The Canadian Competition Bureau conducts a pre-merger review to assess whether an acquisition would substantially lessen competition. For the Cohere-Aleph Alpha deal, the Bureau's review was running in parallel with Germany's Bundeskartellamt.Source:
What is the Canadian Competition Bureau and what powers does it have?
The Canadian Competition Bureau is Canada's independent federal law enforcement agency responsible for enforcing competition law. It can block mergers, require divestitures, and impose fines for anti-competitive behaviour.Source: canada.ca/competition-bureau

Background

The Canadian Competition Bureau is one of two regulators — alongside Germany's Bundeskartellamt — required to clear the Cohere-Aleph Alpha merger announced on 24 April 2026, which values the combined entity at $20 billion. The Bureau is Canada's federal competition authority and has jurisdiction because Cohere is a Canadian company (incorporated in Toronto). The Bureau's review timeline and approach to AI-sector consolidation will influence whether the deal proceeds on schedule.

Established under the Competition Act 1985, the Bureau operates independently of the Canadian government and enforces rules on mergers, cartels, and deceptive practices. For mergers, it uses a market-impact test similar to EU and US frameworks. The Bureau has become more active in technology-sector reviews since 2022, following legislative changes that strengthened its powers and increased pre-merger notification thresholds.

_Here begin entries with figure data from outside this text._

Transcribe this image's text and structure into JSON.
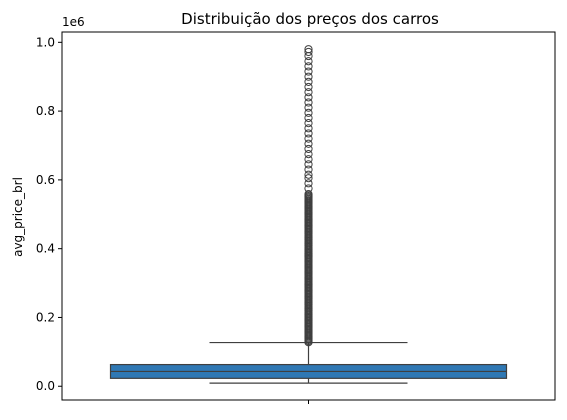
{
  "chart_data": {
    "type": "boxplot",
    "title": "Distribuição dos preços dos carros",
    "xlabel": "",
    "ylabel": "avg_price_brl",
    "offset_label": "1e6",
    "ylim": [
      -0.04,
      1.03
    ],
    "yticks": [
      0.0,
      0.2,
      0.4,
      0.6,
      0.8,
      1.0
    ],
    "ytick_labels": [
      "0.0",
      "0.2",
      "0.4",
      "0.6",
      "0.8",
      "1.0"
    ],
    "grid": false,
    "box": {
      "min": 0.009,
      "q1": 0.023,
      "median": 0.043,
      "q3": 0.063,
      "whisker_high": 0.127,
      "outliers_dense_range": [
        0.128,
        0.56
      ],
      "outliers_sparse": [
        0.575,
        0.59,
        0.605,
        0.615,
        0.63,
        0.645,
        0.66,
        0.675,
        0.69,
        0.705,
        0.72,
        0.735,
        0.75,
        0.765,
        0.78,
        0.795,
        0.81,
        0.825,
        0.84,
        0.855,
        0.87,
        0.885,
        0.9,
        0.915,
        0.93,
        0.945,
        0.96,
        0.972,
        0.98
      ]
    },
    "colors": {
      "box_fill": "#2f78b4",
      "line": "#3f3f3f"
    }
  }
}
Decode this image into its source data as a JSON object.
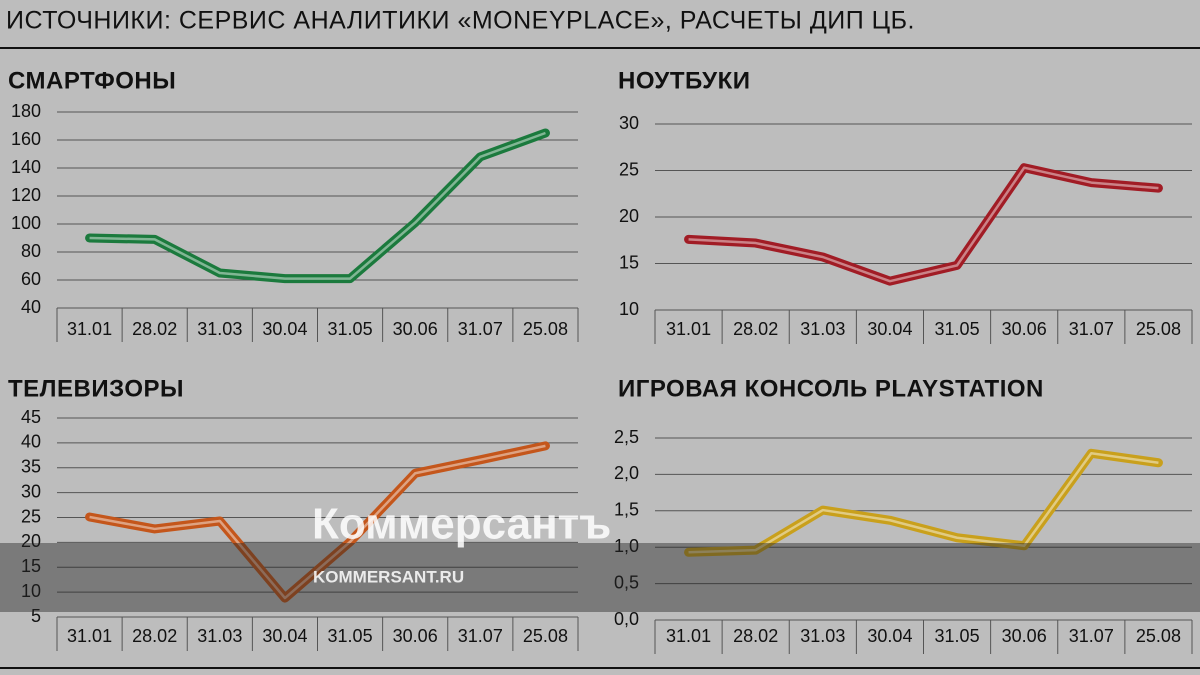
{
  "source": "ИСТОЧНИКИ: СЕРВИС АНАЛИТИКИ «MONEYPLACE», РАСЧЕТЫ ДИП ЦБ.",
  "watermark": {
    "brand": "Коммерсантъ",
    "site": "KOMMERSANT.RU"
  },
  "chart_data": [
    {
      "type": "line",
      "title": "СМАРТФОНЫ",
      "categories": [
        "31.01",
        "28.02",
        "31.03",
        "30.04",
        "31.05",
        "30.06",
        "31.07",
        "25.08"
      ],
      "values": [
        90,
        89,
        65,
        61,
        61,
        101,
        148,
        165
      ],
      "color": "#1b7a3d",
      "ylim": [
        40,
        180
      ],
      "yticks": [
        40,
        60,
        80,
        100,
        120,
        140,
        160,
        180
      ],
      "grid": true
    },
    {
      "type": "line",
      "title": "НОУТБУКИ",
      "categories": [
        "31.01",
        "28.02",
        "31.03",
        "30.04",
        "31.05",
        "30.06",
        "31.07",
        "25.08"
      ],
      "values": [
        17.6,
        17.2,
        15.7,
        13.1,
        14.8,
        25.3,
        23.7,
        23.1
      ],
      "color": "#a11c25",
      "ylim": [
        10,
        30
      ],
      "yticks": [
        10,
        15,
        20,
        25,
        30
      ],
      "grid": true
    },
    {
      "type": "line",
      "title": "ТЕЛЕВИЗОРЫ",
      "categories": [
        "31.01",
        "28.02",
        "31.03",
        "30.04",
        "31.05",
        "30.06",
        "31.07",
        "25.08"
      ],
      "values": [
        25.1,
        22.7,
        24.3,
        8.8,
        20.1,
        33.9,
        36.6,
        39.4
      ],
      "color": "#c4561b",
      "ylim": [
        5,
        45
      ],
      "yticks": [
        5,
        10,
        15,
        20,
        25,
        30,
        35,
        40,
        45
      ],
      "grid": true
    },
    {
      "type": "line",
      "title": "ИГРОВАЯ КОНСОЛЬ PLAYSTATION",
      "categories": [
        "31.01",
        "28.02",
        "31.03",
        "30.04",
        "31.05",
        "30.06",
        "31.07",
        "25.08"
      ],
      "values": [
        0.93,
        0.96,
        1.51,
        1.37,
        1.13,
        1.02,
        2.29,
        2.16
      ],
      "color": "#c9a01c",
      "ylim": [
        0,
        2.5
      ],
      "yticks": [
        {
          "value": 0,
          "label": "0,0"
        },
        {
          "value": 0.5,
          "label": "0,5"
        },
        {
          "value": 1,
          "label": "1,0"
        },
        {
          "value": 1.5,
          "label": "1,5"
        },
        {
          "value": 2,
          "label": "2,0"
        },
        {
          "value": 2.5,
          "label": "2,5"
        }
      ],
      "grid": true
    }
  ]
}
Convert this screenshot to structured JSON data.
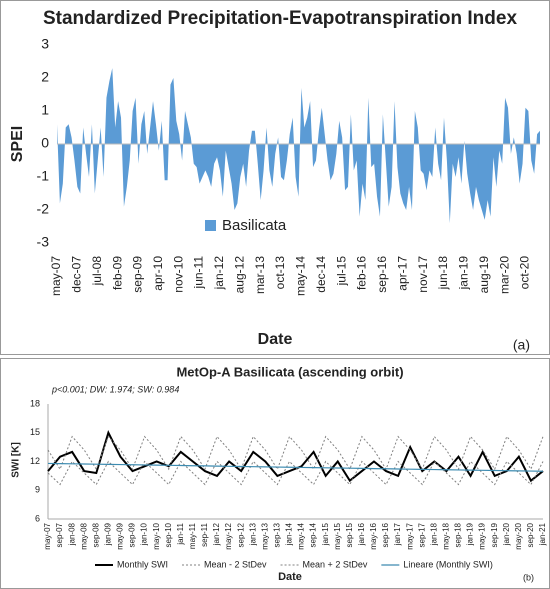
{
  "chart_data": [
    {
      "type": "area",
      "title": "Standardized Precipitation-Evapotranspiration Index",
      "x_label": "Date",
      "y_label": "SPEI",
      "annotation": "(a)",
      "ylim": [
        -3,
        3
      ],
      "yticks": [
        -3,
        -2,
        -1,
        0,
        1,
        2,
        3
      ],
      "grid": false,
      "legend": "bottom",
      "categories": [
        "may-07",
        null,
        null,
        null,
        null,
        null,
        null,
        "dec-07",
        null,
        null,
        null,
        null,
        null,
        null,
        "jul-08",
        null,
        null,
        null,
        null,
        null,
        null,
        "feb-09",
        null,
        null,
        null,
        null,
        null,
        null,
        "sep-09",
        null,
        null,
        null,
        null,
        null,
        null,
        "apr-10",
        null,
        null,
        null,
        null,
        null,
        null,
        "nov-10",
        null,
        null,
        null,
        null,
        null,
        null,
        "jun-11",
        null,
        null,
        null,
        null,
        null,
        null,
        "jan-12",
        null,
        null,
        null,
        null,
        null,
        null,
        "aug-12",
        null,
        null,
        null,
        null,
        null,
        null,
        "mar-13",
        null,
        null,
        null,
        null,
        null,
        null,
        "oct-13",
        null,
        null,
        null,
        null,
        null,
        null,
        "may-14",
        null,
        null,
        null,
        null,
        null,
        null,
        "dec-14",
        null,
        null,
        null,
        null,
        null,
        null,
        "jul-15",
        null,
        null,
        null,
        null,
        null,
        null,
        "feb-16",
        null,
        null,
        null,
        null,
        null,
        null,
        "sep-16",
        null,
        null,
        null,
        null,
        null,
        null,
        "apr-17",
        null,
        null,
        null,
        null,
        null,
        null,
        "nov-17",
        null,
        null,
        null,
        null,
        null,
        null,
        "jun-18",
        null,
        null,
        null,
        null,
        null,
        null,
        "jan-19",
        null,
        null,
        null,
        null,
        null,
        null,
        "aug-19",
        null,
        null,
        null,
        null,
        null,
        null,
        "mar-20",
        null,
        null,
        null,
        null,
        null,
        null,
        "oct-20",
        null,
        null,
        null,
        null,
        null
      ],
      "series": [
        {
          "name": "Basilicata",
          "color": "#5b9bd5",
          "values": [
            0.6,
            -1.8,
            -1.2,
            0.5,
            0.6,
            0.2,
            -0.5,
            -1.3,
            -1.5,
            0.5,
            -0.3,
            -1.0,
            0.6,
            -1.5,
            -0.5,
            0.5,
            -1.0,
            1.4,
            1.9,
            2.3,
            0.5,
            1.3,
            0.8,
            -1.9,
            -1.3,
            -0.5,
            1.0,
            1.4,
            -0.6,
            0.6,
            1.0,
            -0.3,
            0.5,
            1.3,
            0.6,
            -0.2,
            0.7,
            -1.1,
            -1.1,
            1.8,
            2.0,
            0.7,
            0.3,
            -0.5,
            1.0,
            0.6,
            0.2,
            -0.6,
            -0.7,
            -1.2,
            -1.0,
            -0.8,
            -1.0,
            -1.3,
            -0.6,
            -0.4,
            -0.8,
            -1.6,
            -0.2,
            -0.7,
            -1.2,
            -2.0,
            -1.8,
            -1.0,
            -0.6,
            -1.3,
            -0.2,
            0.4,
            0.4,
            -0.6,
            -1.7,
            -0.8,
            0.5,
            -0.8,
            -1.3,
            -0.3,
            0.2,
            -1.0,
            -1.1,
            -0.5,
            0.3,
            0.8,
            -1.0,
            -1.6,
            1.7,
            0.5,
            0.8,
            1.3,
            -0.7,
            -0.5,
            0.4,
            1.1,
            0.3,
            -0.5,
            -1.1,
            -0.9,
            -0.3,
            0.7,
            0.2,
            -1.4,
            -1.3,
            0.9,
            -0.8,
            -0.5,
            -2.2,
            -1.2,
            -1.7,
            1.4,
            -0.7,
            -0.6,
            -1.6,
            -2.2,
            0.9,
            -0.5,
            -1.9,
            -1.3,
            1.3,
            -0.7,
            -1.5,
            -1.8,
            -2.0,
            -1.3,
            -2.0,
            1.0,
            0.5,
            -0.8,
            -0.9,
            -1.4,
            -0.8,
            -1.0,
            0.5,
            -0.6,
            -1.1,
            0.8,
            -0.5,
            -2.4,
            -0.6,
            -1.0,
            -0.4,
            -1.2,
            0.1,
            -0.9,
            -1.5,
            -2.0,
            -1.3,
            -1.7,
            -2.0,
            -2.3,
            -1.7,
            -2.2,
            -0.4,
            -1.3,
            -0.2,
            -0.6,
            1.4,
            1.1,
            -0.3,
            0.2,
            -0.3,
            -1.2,
            -0.6,
            1.1,
            1.0,
            -0.5,
            -0.9,
            0.3,
            0.4
          ]
        }
      ]
    },
    {
      "type": "line",
      "title": "MetOp-A Basilicata (ascending orbit)",
      "x_label": "Date",
      "y_label": "SWI [K]",
      "annotation": "(b)",
      "stats": "p<0.001; DW: 1.974; SW: 0.984",
      "ylim": [
        6,
        18
      ],
      "yticks": [
        6,
        9,
        12,
        15,
        18
      ],
      "grid": false,
      "legend": "bottom",
      "categories": [
        "may-07",
        "sep-07",
        "jan-08",
        "may-08",
        "sep-08",
        "jan-09",
        "may-09",
        "sep-09",
        "jan-10",
        "may-10",
        "sep-10",
        "jan-11",
        "may-11",
        "sep-11",
        "jan-12",
        "may-12",
        "sep-12",
        "jan-13",
        "may-13",
        "sep-13",
        "jan-14",
        "may-14",
        "sep-14",
        "jan-15",
        "may-15",
        "sep-15",
        "jan-16",
        "may-16",
        "sep-16",
        "jan-17",
        "may-17",
        "sep-17",
        "jan-18",
        "may-18",
        "sep-18",
        "jan-19",
        "may-19",
        "sep-19",
        "jan-20",
        "may-20",
        "sep-20",
        "jan-21"
      ],
      "series": [
        {
          "name": "Monthly SWI",
          "color": "#000000",
          "dash": "solid",
          "width": 2,
          "values": [
            11,
            12.5,
            13,
            11,
            10.8,
            15,
            12.5,
            11,
            11.5,
            12,
            11.5,
            13,
            12,
            11,
            10.5,
            12,
            11,
            13,
            12,
            10.5,
            11,
            11.5,
            13,
            10.5,
            12,
            10,
            11,
            12,
            11,
            10.5,
            13.5,
            11,
            12,
            11,
            12.5,
            10.5,
            13,
            10.5,
            11,
            12.5,
            10,
            11
          ]
        },
        {
          "name": "Mean - 2 StDev",
          "color": "#808080",
          "dash": "dotted",
          "width": 1,
          "values": [
            10.8,
            9.6,
            12,
            10.8,
            9.6,
            12,
            10.8,
            9.6,
            12,
            10.8,
            9.6,
            12,
            10.8,
            9.6,
            12,
            10.8,
            9.6,
            12,
            10.8,
            9.6,
            12,
            10.8,
            9.6,
            12,
            10.8,
            9.6,
            12,
            10.8,
            9.6,
            12,
            10.8,
            9.6,
            12,
            10.8,
            9.6,
            12,
            10.8,
            9.6,
            12,
            10.8,
            9.6,
            12
          ]
        },
        {
          "name": "Mean + 2 StDev",
          "color": "#808080",
          "dash": "dotted",
          "width": 1,
          "values": [
            13.2,
            11.2,
            14.6,
            13.2,
            11.2,
            14.6,
            13.2,
            11.2,
            14.6,
            13.2,
            11.2,
            14.6,
            13.2,
            11.2,
            14.6,
            13.2,
            11.2,
            14.6,
            13.2,
            11.2,
            14.6,
            13.2,
            11.2,
            14.6,
            13.2,
            11.2,
            14.6,
            13.2,
            11.2,
            14.6,
            13.2,
            11.2,
            14.6,
            13.2,
            11.2,
            14.6,
            13.2,
            11.2,
            14.6,
            13.2,
            11.2,
            14.6
          ]
        },
        {
          "name": "Lineare (Monthly SWI)",
          "color": "#3d8bb0",
          "dash": "solid",
          "width": 1.2,
          "values": [
            11.8,
            11.78,
            11.76,
            11.74,
            11.72,
            11.7,
            11.68,
            11.66,
            11.64,
            11.62,
            11.6,
            11.58,
            11.56,
            11.54,
            11.52,
            11.5,
            11.48,
            11.46,
            11.44,
            11.42,
            11.4,
            11.38,
            11.36,
            11.34,
            11.32,
            11.3,
            11.28,
            11.26,
            11.24,
            11.22,
            11.2,
            11.18,
            11.16,
            11.14,
            11.12,
            11.1,
            11.08,
            11.06,
            11.04,
            11.02,
            11,
            10.98
          ]
        }
      ]
    }
  ]
}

The Cohere-Aleph Alpha case is the Bureau's first high-profile AI-sector merger review of the 2026 cycle. Its outcome matters for European tech sovereignty because the merged entity would be one of the few non-US large language model providers of significant scale, and any remedies imposed by Canadian or German regulators could reshape the company's data governance commitments to European customers.